17 DÉC. 2014 · Lecture : min.
Littérature et gastronomie...

La littérature et la gastronomie se croisent, se mélangent et se savourent l'une l'autre depuis toujours, ou presque. Dès le Moyen Âge, cuisine et gastronomie deviennent des personnages à part entière de nombreux romans, poèmes, pièces de théâtre, etc. Le goûts des mets et des mots à la bouche, relisons quelques extraits savoureux de ces deux piliers de notre patrimoine...

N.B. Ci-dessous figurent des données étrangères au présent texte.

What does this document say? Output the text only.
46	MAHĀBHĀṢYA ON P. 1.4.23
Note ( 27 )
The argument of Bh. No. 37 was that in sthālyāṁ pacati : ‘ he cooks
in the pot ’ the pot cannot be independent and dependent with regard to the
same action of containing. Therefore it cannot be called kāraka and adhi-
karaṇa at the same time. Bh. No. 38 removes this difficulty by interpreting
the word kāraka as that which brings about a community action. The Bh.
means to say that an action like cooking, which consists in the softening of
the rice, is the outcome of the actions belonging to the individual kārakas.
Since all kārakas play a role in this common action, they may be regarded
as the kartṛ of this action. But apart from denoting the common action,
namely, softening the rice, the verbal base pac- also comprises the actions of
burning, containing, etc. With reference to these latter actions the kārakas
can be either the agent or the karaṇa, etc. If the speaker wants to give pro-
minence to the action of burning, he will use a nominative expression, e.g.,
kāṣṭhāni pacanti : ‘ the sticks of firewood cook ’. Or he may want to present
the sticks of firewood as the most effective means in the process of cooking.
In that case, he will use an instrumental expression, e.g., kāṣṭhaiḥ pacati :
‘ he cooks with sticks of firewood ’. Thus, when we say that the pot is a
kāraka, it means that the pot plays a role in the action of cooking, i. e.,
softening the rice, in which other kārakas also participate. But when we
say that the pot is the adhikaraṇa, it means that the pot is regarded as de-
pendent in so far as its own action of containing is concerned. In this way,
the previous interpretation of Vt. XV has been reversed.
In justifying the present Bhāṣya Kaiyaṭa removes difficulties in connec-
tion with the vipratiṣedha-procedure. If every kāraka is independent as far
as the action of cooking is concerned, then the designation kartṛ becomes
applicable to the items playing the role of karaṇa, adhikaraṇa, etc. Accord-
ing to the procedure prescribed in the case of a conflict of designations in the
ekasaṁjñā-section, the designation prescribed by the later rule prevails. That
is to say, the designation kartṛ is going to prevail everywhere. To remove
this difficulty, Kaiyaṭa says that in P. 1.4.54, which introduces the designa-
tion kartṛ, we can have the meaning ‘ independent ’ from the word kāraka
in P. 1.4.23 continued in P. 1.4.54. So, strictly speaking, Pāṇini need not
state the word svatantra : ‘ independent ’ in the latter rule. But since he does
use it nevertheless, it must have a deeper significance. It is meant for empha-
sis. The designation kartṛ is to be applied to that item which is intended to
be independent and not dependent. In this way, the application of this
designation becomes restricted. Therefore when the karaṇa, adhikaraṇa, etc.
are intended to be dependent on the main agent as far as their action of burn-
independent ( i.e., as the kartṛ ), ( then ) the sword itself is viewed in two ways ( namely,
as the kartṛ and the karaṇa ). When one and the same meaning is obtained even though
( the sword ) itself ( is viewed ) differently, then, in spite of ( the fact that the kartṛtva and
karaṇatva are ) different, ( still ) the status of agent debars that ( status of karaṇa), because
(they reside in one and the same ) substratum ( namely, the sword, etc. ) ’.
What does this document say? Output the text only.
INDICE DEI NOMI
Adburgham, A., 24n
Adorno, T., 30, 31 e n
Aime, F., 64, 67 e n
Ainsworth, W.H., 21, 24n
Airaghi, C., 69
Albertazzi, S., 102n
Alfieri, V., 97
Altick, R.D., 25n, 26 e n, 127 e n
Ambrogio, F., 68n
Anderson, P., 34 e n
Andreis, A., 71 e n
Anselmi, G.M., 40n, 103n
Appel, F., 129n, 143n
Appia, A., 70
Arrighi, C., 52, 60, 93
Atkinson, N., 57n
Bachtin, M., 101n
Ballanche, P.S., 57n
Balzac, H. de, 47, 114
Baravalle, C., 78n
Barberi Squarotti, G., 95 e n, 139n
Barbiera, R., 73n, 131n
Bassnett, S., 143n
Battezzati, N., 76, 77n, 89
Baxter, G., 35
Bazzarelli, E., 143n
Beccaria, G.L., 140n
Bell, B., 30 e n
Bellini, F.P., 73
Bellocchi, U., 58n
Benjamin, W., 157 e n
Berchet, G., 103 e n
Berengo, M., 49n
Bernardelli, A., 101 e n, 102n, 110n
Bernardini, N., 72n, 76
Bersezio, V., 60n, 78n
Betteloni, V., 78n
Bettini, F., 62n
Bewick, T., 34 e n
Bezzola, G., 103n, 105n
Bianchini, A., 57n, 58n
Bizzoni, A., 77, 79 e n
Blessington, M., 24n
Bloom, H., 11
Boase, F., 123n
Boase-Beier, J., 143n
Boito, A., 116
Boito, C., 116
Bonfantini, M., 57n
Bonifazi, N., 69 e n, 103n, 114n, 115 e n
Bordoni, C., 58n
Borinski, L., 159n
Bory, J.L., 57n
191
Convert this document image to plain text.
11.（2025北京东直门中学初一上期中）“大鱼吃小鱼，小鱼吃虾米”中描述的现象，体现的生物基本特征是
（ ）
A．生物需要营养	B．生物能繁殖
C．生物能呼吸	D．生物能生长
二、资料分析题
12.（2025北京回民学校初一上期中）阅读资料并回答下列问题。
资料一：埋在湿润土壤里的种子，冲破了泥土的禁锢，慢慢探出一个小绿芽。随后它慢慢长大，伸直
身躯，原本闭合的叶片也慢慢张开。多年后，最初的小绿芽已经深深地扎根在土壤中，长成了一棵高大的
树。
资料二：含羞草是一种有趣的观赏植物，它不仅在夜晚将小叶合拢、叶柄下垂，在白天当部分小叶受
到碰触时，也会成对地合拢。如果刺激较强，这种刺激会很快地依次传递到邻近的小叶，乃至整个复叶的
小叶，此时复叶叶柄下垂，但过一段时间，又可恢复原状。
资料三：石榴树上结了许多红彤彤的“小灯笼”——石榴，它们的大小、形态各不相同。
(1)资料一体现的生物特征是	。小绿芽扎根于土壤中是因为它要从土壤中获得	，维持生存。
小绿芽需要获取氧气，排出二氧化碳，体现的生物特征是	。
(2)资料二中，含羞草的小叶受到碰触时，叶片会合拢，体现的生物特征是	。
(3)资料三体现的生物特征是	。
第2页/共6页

Le grand dictionnaire de cuisine, Alexandre Dumas

"Appétit. - Il y a trois sortes d'appétit: le premier, celui que l'on éprouve à jeun, sensation impérieuse qui ne chicane pas avec les mets et qui nous fait venir l'eau à la bouche à l'aspect d'un bon ragoût; le second, celui que l'on ressent lorsque s'étant mis à table sans faim on a déjà goûté d'un plat succulent, et qui consacre le proverbe : l'appétit vient en mangeant; le troisième appétit est celui qu'excite un mets délicieux qui paraît à la fin d'un repas, lorsque, l'estomac satisfait, les convives sans regret allaient quitter la table. Le peuple de Paris, les fruitiers et les maraîchers de la banlieue donnent aussi le nom d'appétit à la tige verte de la ciboule et de l'oignon nain, qui font toujours le principal assaisonnement des ragoûts et des salades populaires."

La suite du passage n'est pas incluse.